CAP
ON REMITTANCE RAISED FROM $ 10,000 TO $ 25,000
Indians will finally get
a flavour of capital account convertibility. The government
has raised the annual cap on free outward remittance from
$10,000 of $25,000.
The market, however, is
keeping its fingers crossed. "This is a major move and
reflects a change in mindset, but we can't say to what extent
it will create a dollar demand. The real demand will come
if dollar starts appreciating... the question is will the
government then stop the facility. It will definitely create
a demand for strong international currencies like euro,"

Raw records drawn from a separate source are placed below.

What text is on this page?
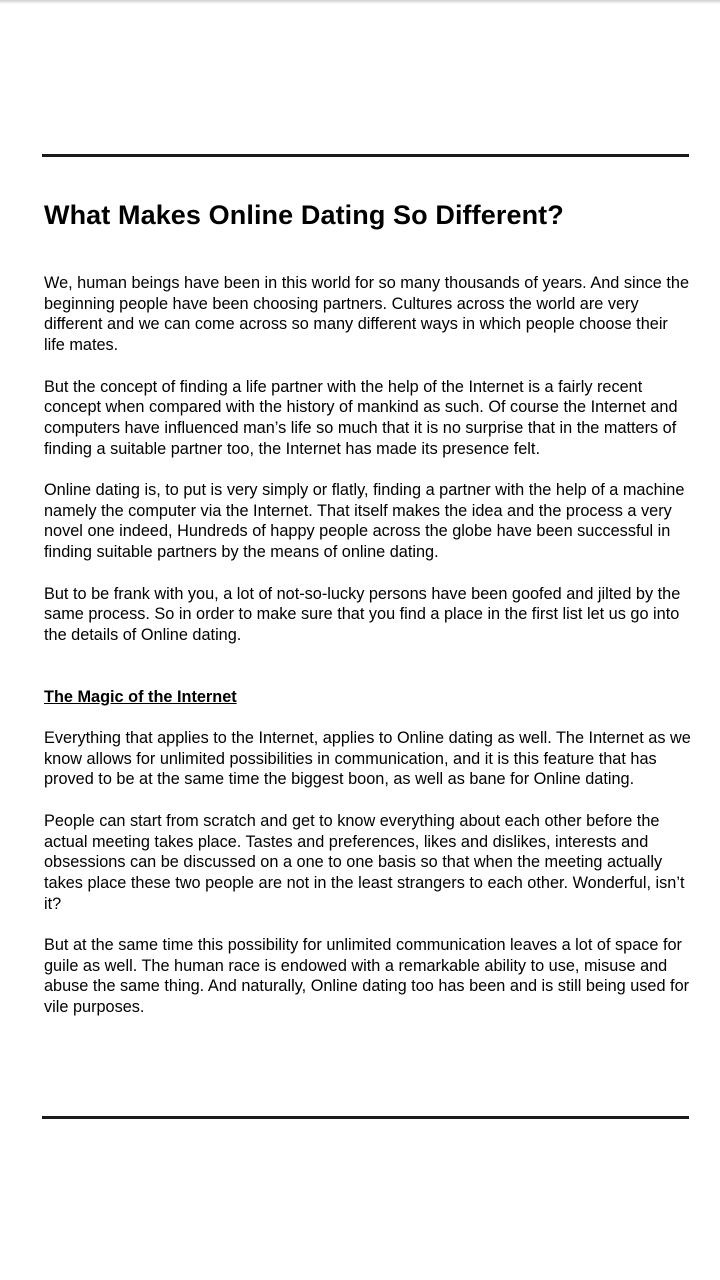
What Makes Online Dating So Different?

We, human beings have been in this world for so many thousands of years. And since the beginning people have been choosing partners. Cultures across the world are very different and we can come across so many different ways in which people choose their life mates.

But the concept of finding a life partner with the help of the Internet is a fairly recent concept when compared with the history of mankind as such. Of course the Internet and computers have influenced man’s life so much that it is no surprise that in the matters of finding a suitable partner too, the Internet has made its presence felt.

Online dating is, to put is very simply or flatly, finding a partner with the help of a machine namely the computer via the Internet. That itself makes the idea and the process a very novel one indeed, Hundreds of happy people across the globe have been successful in finding suitable partners by the means of online dating.

But to be frank with you, a lot of not-so-lucky persons have been goofed and jilted by the same process. So in order to make sure that you find a place in the first list let us go into the details of Online dating.

The Magic of the Internet

Everything that applies to the Internet, applies to Online dating as well. The Internet as we know allows for unlimited possibilities in communication, and it is this feature that has proved to be at the same time the biggest boon, as well as bane for Online dating.

People can start from scratch and get to know everything about each other before the actual meeting takes place. Tastes and preferences, likes and dislikes, interests and obsessions can be discussed on a one to one basis so that when the meeting actually takes place these two people are not in the least strangers to each other. Wonderful, isn’t it?

But at the same time this possibility for unlimited communication leaves a lot of space for guile as well. The human race is endowed with a remarkable ability to use, misuse and abuse the same thing. And naturally, Online dating too has been and is still being used for vile purposes.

said a senior dealer at a large government bank. Besides,
bankers think that authorities will have to ensure the facility
is not misused to launder money.
However, the announcement
is a landmark in the exchange liberalisation journey. After
the depleted forex reserves position of May 1991 followed
by a devaluation in July the same year, the country today
has a $100bn forex kitty, allowing the government to go in
for a free remittance facility.
Foreign exchange liberalisation
truly began with the `liberalised exchange rate management
system' in 1992 and the entry of FIIs in 1993. Over the past
two years, RBI has relaxed various foreign exchange norms
to simplify transactions for individuals. This includes raising
the basic travel quota to $10,000 and allowing remittances
for purposes like education and medical treatment. But this
did not prove sufficient to push up dollar demand.